Attorney Probal Young, who represents Sheldon Hotel owner Kamran Ardebilchi in a concurrent lawsuit filed by the same plaintiffs, says that while he doesn't have an opinion on Airbnb per se, he believes it's legal for residential hotel proprietors to shill their vacant spots. San Francisco's administrative code allows them to use up to 25 percent of the inventory for tourism between May and September, he says. So, Airbnb is just promoting legal forms of competition in a fierce hospitality market.
Chesky, who shares this sentiment, would prefer to cast his company as a giant, feel-good social network, rather than a form of raw capitalism. When he and Joe Gebbia founded Airbnb in 2008, they called it a "sharing economy" service, adapting the word "share" to mean "sell." At TechCrunch Disrupt, Chesky introduces new terminology that acknowledges Airbnb's for-profit aims, but preserves the illusion of being populist and grassroots. Airbnb is a giant "community," he says.
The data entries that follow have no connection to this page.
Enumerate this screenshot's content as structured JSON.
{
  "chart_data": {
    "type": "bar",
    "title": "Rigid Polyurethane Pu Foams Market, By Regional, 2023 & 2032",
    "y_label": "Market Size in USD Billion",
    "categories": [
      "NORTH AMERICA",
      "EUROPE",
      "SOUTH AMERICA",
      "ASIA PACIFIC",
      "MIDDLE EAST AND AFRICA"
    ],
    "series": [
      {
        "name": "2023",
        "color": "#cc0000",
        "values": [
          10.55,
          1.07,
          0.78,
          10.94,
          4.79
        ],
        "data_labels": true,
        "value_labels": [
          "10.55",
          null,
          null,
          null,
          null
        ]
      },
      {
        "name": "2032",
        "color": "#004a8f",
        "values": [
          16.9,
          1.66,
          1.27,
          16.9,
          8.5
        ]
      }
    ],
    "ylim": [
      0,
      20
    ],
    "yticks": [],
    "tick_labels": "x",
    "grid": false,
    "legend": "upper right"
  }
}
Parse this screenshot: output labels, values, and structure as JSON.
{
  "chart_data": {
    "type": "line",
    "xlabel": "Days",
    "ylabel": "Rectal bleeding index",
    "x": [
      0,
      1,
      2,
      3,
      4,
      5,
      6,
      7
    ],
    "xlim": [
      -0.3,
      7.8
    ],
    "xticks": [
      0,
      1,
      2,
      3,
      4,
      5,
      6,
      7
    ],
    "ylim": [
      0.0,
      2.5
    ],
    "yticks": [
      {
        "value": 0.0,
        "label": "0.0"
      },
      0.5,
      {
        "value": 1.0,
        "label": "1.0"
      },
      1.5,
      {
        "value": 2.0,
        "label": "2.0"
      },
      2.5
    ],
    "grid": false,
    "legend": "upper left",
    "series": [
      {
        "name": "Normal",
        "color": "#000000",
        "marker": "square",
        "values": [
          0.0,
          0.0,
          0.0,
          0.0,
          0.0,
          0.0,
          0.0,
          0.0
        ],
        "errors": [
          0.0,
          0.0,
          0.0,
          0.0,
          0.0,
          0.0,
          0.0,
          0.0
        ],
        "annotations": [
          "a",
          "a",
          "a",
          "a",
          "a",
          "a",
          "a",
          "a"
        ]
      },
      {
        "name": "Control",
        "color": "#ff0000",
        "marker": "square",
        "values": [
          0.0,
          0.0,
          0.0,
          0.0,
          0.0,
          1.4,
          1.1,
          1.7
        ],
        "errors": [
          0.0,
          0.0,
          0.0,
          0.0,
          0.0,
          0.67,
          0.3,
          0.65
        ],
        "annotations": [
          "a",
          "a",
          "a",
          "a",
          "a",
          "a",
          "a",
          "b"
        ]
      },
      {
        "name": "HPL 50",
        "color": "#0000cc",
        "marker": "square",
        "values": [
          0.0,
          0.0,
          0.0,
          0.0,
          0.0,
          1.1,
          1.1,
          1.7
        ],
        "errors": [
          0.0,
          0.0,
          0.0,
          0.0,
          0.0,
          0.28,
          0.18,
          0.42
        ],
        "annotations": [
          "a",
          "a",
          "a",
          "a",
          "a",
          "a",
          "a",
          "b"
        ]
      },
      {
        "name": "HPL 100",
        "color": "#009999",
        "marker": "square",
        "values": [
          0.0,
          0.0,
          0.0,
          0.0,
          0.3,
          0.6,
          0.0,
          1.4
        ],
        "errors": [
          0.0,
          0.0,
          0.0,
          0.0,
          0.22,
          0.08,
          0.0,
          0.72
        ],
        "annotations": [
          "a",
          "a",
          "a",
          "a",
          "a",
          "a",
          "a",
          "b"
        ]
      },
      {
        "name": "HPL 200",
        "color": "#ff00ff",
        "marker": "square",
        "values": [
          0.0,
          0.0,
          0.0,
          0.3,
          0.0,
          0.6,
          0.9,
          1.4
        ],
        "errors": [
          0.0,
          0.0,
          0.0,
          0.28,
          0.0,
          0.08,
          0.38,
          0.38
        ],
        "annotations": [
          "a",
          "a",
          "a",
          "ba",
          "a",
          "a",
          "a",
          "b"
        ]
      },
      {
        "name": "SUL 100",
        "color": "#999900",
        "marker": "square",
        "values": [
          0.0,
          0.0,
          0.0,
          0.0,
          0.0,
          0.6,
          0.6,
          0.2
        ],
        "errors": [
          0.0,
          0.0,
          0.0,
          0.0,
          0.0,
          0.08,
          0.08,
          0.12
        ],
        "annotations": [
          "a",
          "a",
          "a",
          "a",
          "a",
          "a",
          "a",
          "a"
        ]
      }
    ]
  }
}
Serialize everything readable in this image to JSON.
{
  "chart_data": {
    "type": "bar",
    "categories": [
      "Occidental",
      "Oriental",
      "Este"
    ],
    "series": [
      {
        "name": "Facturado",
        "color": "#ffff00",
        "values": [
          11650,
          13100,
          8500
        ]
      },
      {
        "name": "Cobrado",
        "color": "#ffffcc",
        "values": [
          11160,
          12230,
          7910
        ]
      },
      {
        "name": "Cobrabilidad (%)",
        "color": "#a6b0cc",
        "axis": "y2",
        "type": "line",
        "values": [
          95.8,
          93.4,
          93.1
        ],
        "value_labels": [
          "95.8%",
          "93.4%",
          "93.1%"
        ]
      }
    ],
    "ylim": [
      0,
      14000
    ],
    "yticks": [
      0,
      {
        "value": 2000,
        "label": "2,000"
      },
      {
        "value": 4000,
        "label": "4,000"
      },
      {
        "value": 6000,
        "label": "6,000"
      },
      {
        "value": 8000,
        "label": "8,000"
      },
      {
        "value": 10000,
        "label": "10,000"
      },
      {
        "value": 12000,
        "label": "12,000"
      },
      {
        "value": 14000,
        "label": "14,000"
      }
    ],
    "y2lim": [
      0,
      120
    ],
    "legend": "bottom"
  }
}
It's a partnership of hosts that serves 400,000 people a night — offering the housing stock of a decent-sized city. It's a harbinger of the new "1099 world," in which anyone with a room can be a go-it-alone entrepreneur. And of course, it's a symbol of sharing and belonging, as evidenced by the vagina-heart logo.
In San Francisco the company is widely reviled, both by conservative condo owners who dislike all the tourists tramping through their buildings, and by liberals who accuse it of squeezing the city's housing supply. Whether the company's model is legal remains a point of contention. The Board of Supervisors might soon hash all of that out; on Sept. 15, its Land Use and Economic Development Committee held a hearing on new Airbnb legislation proposed by David Chiu. In the meantime, vacationers in downtown San Francisco can still book a room at the Sheldon — just $150 a night, per the hotel's Airbnb profile.
Clarification: The Ambassador Hotel is on Yelp.com; however, the hotel's owner, the Tenderloin Neighborhood Development Corporation, says it did not create the listing and is not open for tourists.